"Replacement convicts" are not new. For centuries, the use of criminal substitutes was among the first things Westerners would mention when discussing China’s legal system. Missionary and traveler Karl Gützlaff in 1834, French legal scholar Édouard Louis Joseph Bonnier in 1862, and American scholar Owen Lattimore in the 1930s wrote about the practice. In 1895, Taiwan missionary George Mackay described witnessing these replacement convicts: "It was an open secret that these men had nothing to do with the case, but were bribed to wear the cangue for six weeks." In 1899, Ernest Alabaster, a scholar of Chinese criminal law, wrote that courts "permitted" the real offenders to hire substitutes, and that such things "frequently happen, have for long happened, and—notwithstanding Imperial decrees to the contrary—will, under the system, always happen." Supposedly, the going rate in 1848 for a replacement convict was 17 pounds, which would come to roughly $2,000 in present-day dollars."

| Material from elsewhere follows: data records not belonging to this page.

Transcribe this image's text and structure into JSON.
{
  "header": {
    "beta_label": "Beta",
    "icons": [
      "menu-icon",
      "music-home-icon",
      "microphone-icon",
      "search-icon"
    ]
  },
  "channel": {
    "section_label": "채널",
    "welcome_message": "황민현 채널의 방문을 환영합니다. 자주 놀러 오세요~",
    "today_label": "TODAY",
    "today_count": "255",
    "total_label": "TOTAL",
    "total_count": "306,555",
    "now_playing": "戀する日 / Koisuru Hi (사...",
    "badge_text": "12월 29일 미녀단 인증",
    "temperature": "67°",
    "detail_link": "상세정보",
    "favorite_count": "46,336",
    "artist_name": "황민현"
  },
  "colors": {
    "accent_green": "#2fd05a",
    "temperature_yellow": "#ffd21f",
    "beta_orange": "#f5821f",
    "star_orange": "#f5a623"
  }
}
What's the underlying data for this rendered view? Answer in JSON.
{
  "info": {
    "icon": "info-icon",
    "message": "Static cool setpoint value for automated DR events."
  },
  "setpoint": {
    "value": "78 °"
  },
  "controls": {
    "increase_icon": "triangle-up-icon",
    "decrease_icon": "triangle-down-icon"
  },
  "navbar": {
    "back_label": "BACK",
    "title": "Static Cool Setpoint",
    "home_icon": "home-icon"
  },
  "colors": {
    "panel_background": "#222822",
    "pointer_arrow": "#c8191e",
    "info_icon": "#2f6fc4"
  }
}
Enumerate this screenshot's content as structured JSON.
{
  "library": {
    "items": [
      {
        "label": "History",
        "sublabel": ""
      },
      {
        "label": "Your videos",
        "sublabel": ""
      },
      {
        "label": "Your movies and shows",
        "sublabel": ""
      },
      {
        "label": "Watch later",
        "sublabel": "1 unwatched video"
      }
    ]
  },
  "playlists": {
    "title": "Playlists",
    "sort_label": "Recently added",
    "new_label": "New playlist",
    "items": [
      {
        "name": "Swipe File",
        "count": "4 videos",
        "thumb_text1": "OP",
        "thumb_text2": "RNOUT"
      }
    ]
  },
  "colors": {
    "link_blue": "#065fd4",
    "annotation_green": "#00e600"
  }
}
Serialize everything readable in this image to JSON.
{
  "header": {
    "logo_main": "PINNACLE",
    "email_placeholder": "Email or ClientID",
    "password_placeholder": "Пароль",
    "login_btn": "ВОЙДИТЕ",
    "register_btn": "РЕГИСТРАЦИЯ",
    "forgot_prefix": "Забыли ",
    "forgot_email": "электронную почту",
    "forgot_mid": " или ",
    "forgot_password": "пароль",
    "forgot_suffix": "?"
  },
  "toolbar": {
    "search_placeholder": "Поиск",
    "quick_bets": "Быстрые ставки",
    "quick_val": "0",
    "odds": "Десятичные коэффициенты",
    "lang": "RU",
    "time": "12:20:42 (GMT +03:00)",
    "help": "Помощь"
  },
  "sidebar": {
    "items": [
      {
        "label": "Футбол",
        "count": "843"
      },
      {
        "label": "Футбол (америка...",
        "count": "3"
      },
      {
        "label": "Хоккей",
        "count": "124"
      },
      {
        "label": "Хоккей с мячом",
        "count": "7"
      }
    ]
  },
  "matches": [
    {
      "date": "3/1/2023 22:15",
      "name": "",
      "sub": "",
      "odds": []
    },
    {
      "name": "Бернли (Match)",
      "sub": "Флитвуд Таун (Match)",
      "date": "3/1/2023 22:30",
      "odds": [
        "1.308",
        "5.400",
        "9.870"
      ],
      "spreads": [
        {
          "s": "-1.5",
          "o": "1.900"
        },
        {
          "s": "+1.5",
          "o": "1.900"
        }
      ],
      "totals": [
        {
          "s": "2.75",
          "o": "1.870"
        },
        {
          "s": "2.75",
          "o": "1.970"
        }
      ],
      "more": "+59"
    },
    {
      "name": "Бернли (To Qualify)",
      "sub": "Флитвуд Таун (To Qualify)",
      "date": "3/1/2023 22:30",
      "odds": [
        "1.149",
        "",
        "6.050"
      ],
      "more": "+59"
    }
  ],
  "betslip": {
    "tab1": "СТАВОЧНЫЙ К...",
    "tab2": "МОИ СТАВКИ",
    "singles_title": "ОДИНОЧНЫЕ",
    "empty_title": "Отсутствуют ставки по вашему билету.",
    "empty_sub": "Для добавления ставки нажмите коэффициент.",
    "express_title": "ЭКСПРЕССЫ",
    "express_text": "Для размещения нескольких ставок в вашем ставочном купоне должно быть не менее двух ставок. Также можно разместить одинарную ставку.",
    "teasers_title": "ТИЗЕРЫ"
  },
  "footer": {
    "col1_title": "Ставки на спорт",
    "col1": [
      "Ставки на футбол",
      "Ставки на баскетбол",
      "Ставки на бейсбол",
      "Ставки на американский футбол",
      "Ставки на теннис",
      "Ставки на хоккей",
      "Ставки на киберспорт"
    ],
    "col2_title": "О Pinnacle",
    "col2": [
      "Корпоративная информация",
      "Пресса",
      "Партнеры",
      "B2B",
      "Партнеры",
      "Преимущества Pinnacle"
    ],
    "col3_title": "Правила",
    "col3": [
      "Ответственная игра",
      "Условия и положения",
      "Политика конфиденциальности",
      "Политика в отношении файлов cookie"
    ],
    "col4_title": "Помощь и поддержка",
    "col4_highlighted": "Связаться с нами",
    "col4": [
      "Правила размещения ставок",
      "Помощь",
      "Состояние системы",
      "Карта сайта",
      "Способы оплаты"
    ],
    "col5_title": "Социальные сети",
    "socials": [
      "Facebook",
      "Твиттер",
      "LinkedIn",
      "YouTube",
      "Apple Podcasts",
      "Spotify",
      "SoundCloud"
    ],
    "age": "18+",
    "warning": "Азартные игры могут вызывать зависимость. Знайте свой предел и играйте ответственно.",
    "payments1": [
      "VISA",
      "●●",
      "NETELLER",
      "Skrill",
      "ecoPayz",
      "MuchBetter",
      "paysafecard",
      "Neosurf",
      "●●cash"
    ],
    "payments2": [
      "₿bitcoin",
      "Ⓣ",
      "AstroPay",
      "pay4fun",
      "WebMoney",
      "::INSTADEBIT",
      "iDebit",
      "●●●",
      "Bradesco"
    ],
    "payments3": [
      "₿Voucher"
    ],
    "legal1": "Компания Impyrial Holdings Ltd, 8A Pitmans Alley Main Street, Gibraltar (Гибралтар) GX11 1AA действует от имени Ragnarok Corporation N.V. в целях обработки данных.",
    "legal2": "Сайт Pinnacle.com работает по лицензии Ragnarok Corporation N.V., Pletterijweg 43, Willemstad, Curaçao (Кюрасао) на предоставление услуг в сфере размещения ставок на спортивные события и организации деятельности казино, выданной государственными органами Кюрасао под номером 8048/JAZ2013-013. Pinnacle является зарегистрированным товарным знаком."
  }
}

Slate has an article about some Chinese rich and powerful who, in the unlikely event that they wind up being prosecuted, hire stand-ins to appear in court and if necessary serve the sentence. Even at less elevated levels of society, sober passengers may confess to reckless driving to save their drunk relative from severe penalties.
Apparently the practice has a long history, though how long would take a little skilled research to discover (I can't read Chinese). It was condoned because the culprit had to pay (literally) for his crime and the fact of punishing somebody served as a warning to others. (You thought the weregild was bad?)
I've groused before about "Do you know who I am" and our legal system, but I'm aware that other places are much worse, and this is a reminder that things can get worse still.